Hierarchical Multigrid Ansatz for Variational Quantum Algorithms
Christo Meriwether Keller, Stephan Eidenbenz, Andreas Bärtschi, Daniel O'Malley, John Golden, Satyajayant Misra
TL;DR
This work introduces a hierarchical Multigrid Ansatz for variational quantum algorithms, specifically implementing a Multigrid VQE that solves progressively larger instances by reusing optimized parameters from coarser levels. By seeding refinements with zero-initialized parameters to interpolate states between levels, the approach achieves improved solution quality for the discrete Dirichlet Laplacian and for NP-hard combinatorial problems such as MaxCut and MaxE_k-Sat, compared to standard hardware-efficient VQAs. The numerical results demonstrate faster convergence, reduced variance in optimizer calls, and greater robustness across shot counts, suggesting Multigrid VQE as a promising alternative to QAOA in certain optimization settings. The method leverages a polylogarithmic refinement depth and quadratic two-qubit gate costs, highlighting practical scalability on NISQ devices and applicability to problems with hierarchical structure.
Abstract
Quantum computing is an emerging topic in engineering that promises to enhance supercomputing using fundamental physics.
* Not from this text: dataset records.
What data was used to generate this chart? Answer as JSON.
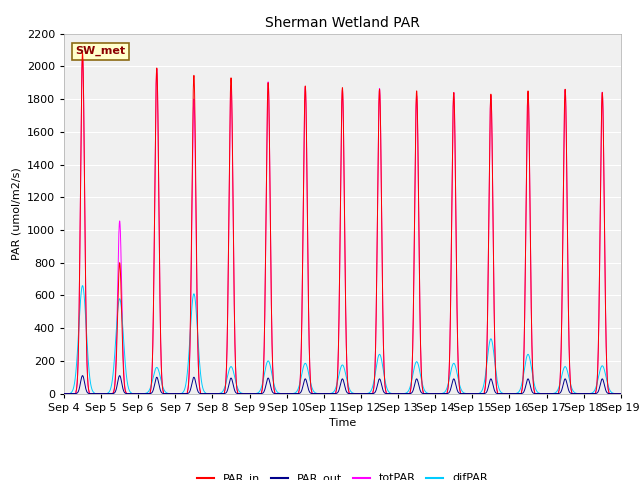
{
  "title": "Sherman Wetland PAR",
  "ylabel": "PAR (umol/m2/s)",
  "xlabel": "Time",
  "annotation": "SW_met",
  "ylim": [
    0,
    2200
  ],
  "num_days": 15,
  "xtick_labels": [
    "Sep 4",
    "Sep 5",
    "Sep 6",
    "Sep 7",
    "Sep 8",
    "Sep 9",
    "Sep 10",
    "Sep 11",
    "Sep 12",
    "Sep 13",
    "Sep 14",
    "Sep 15",
    "Sep 16",
    "Sep 17",
    "Sep 18",
    "Sep 19"
  ],
  "legend_entries": [
    "PAR_in",
    "PAR_out",
    "totPAR",
    "difPAR"
  ],
  "legend_colors": [
    "#ff0000",
    "#00008b",
    "#ff00ff",
    "#00ccff"
  ],
  "line_colors": {
    "PAR_in": "#ff0000",
    "PAR_out": "#00008b",
    "totPAR": "#ff00ff",
    "difPAR": "#00ccff"
  },
  "fig_bg_color": "#ffffff",
  "plot_bg_color": "#f0f0f0",
  "grid_color": "#ffffff",
  "par_in_peaks": [
    2080,
    800,
    1990,
    1945,
    1930,
    1900,
    1880,
    1870,
    1860,
    1850,
    1840,
    1830,
    1850,
    1860,
    1840
  ],
  "par_out_peaks": [
    110,
    110,
    100,
    100,
    95,
    95,
    90,
    90,
    90,
    90,
    90,
    90,
    90,
    90,
    90
  ],
  "tot_par_peaks": [
    2080,
    1055,
    1985,
    1800,
    1885,
    1905,
    1875,
    1855,
    1865,
    1820,
    1840,
    1820,
    1840,
    1858,
    1842
  ],
  "dif_par_peaks": [
    660,
    580,
    160,
    610,
    165,
    200,
    185,
    175,
    240,
    195,
    185,
    335,
    240,
    165,
    170
  ],
  "par_in_sigma": 0.055,
  "tot_par_sigma": 0.055,
  "par_out_sigma": 0.055,
  "dif_par_sigma": 0.1,
  "yticks": [
    0,
    200,
    400,
    600,
    800,
    1000,
    1200,
    1400,
    1600,
    1800,
    2000,
    2200
  ]
}
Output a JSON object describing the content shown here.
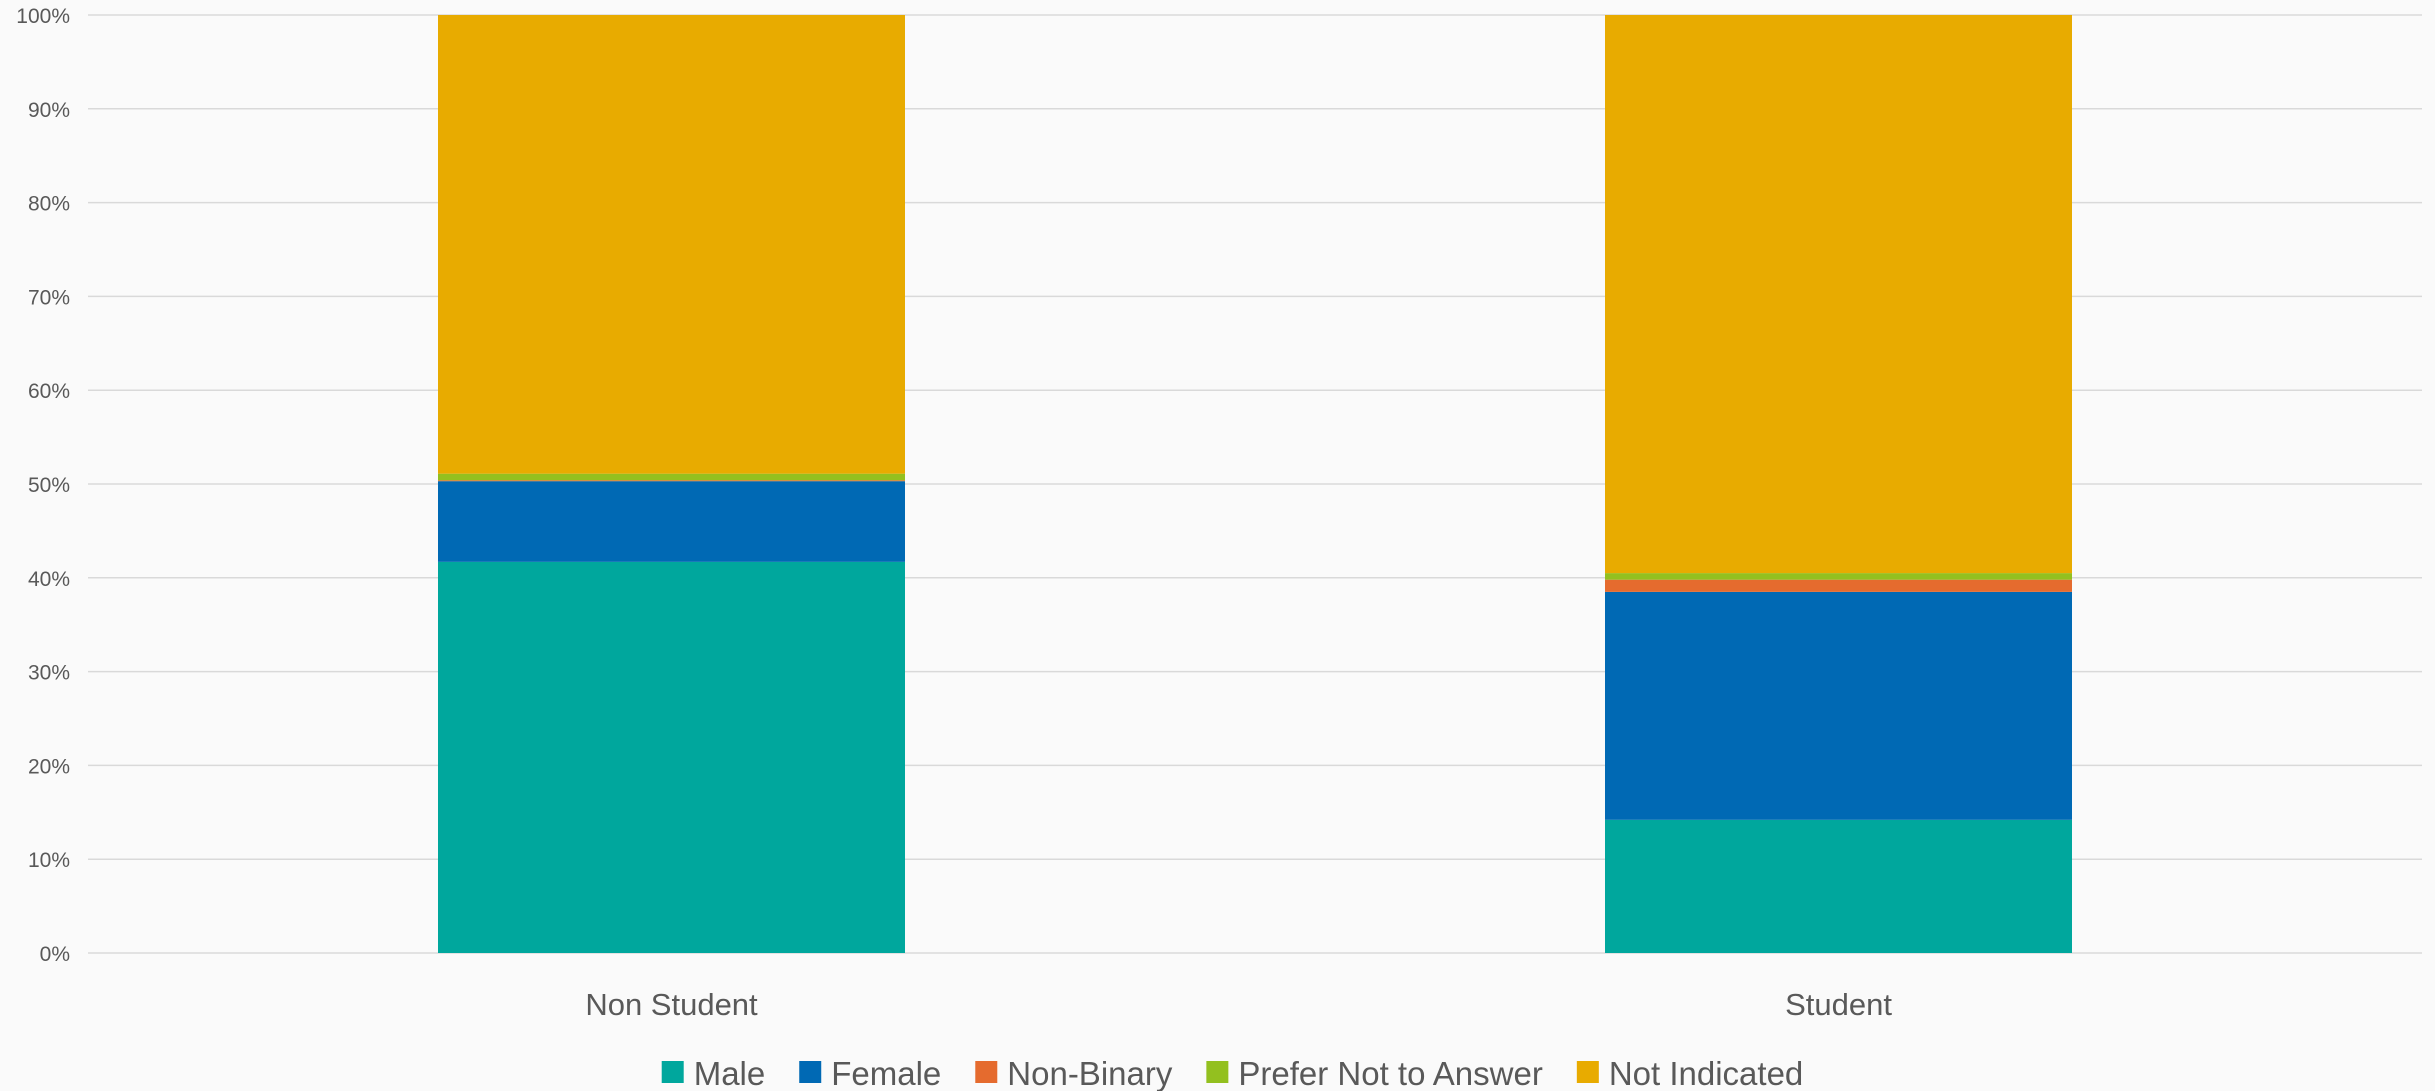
{
  "chart_data": {
    "type": "bar",
    "stacked": true,
    "percent": true,
    "categories": [
      "Non Student",
      "Student"
    ],
    "series": [
      {
        "name": "Male",
        "color": "#00a79d",
        "values": [
          41.7,
          14.2
        ]
      },
      {
        "name": "Female",
        "color": "#0069b4",
        "values": [
          8.6,
          24.3
        ]
      },
      {
        "name": "Non-Binary",
        "color": "#e56b2e",
        "values": [
          0.1,
          1.3
        ]
      },
      {
        "name": "Prefer Not to Answer",
        "color": "#93c01f",
        "values": [
          0.7,
          0.7
        ]
      },
      {
        "name": "Not Indicated",
        "color": "#e8ab00",
        "values": [
          48.9,
          59.5
        ]
      }
    ],
    "yticks": [
      "0%",
      "10%",
      "20%",
      "30%",
      "40%",
      "50%",
      "60%",
      "70%",
      "80%",
      "90%",
      "100%"
    ],
    "ylim": [
      0,
      100
    ],
    "grid": true,
    "legend": "bottom",
    "title": "",
    "xlabel": "",
    "ylabel": ""
  }
}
In the near term, the best candidate algorithms for achieving this advantage are variational quantum algorithms (VQAs). We design and numerically evaluate a novel ansatz for VQAs, focusing in particular on the variational quantum eigensolver (VQE). As our ansatz is inspired by classical multigrid hierarchy methods, we call it "multigrid" ansatz. The multigrid ansatz creates a parameterized quantum circuit for a quantum problem on $n$ qubits by successively building and optimizing circuits for smaller qubit counts $j < n$, reusing optimized parameter values as initial solutions to next level hierarchy at $j+1$. We show through numerical simulation that the multigrid ansatz outperforms the standard hardware-efficient ansatz in terms of solution quality for the Laplacian eigensolver as well as for a large class of combinatorial optimization problems with specific examples for MaxCut and Maximum $k$-Satisfiability. Our studies establish the multi-grid ansatz as a viable candidate for many VQAs and in particular present a promising alternative to the QAOA approach for combinatorial optimization problems.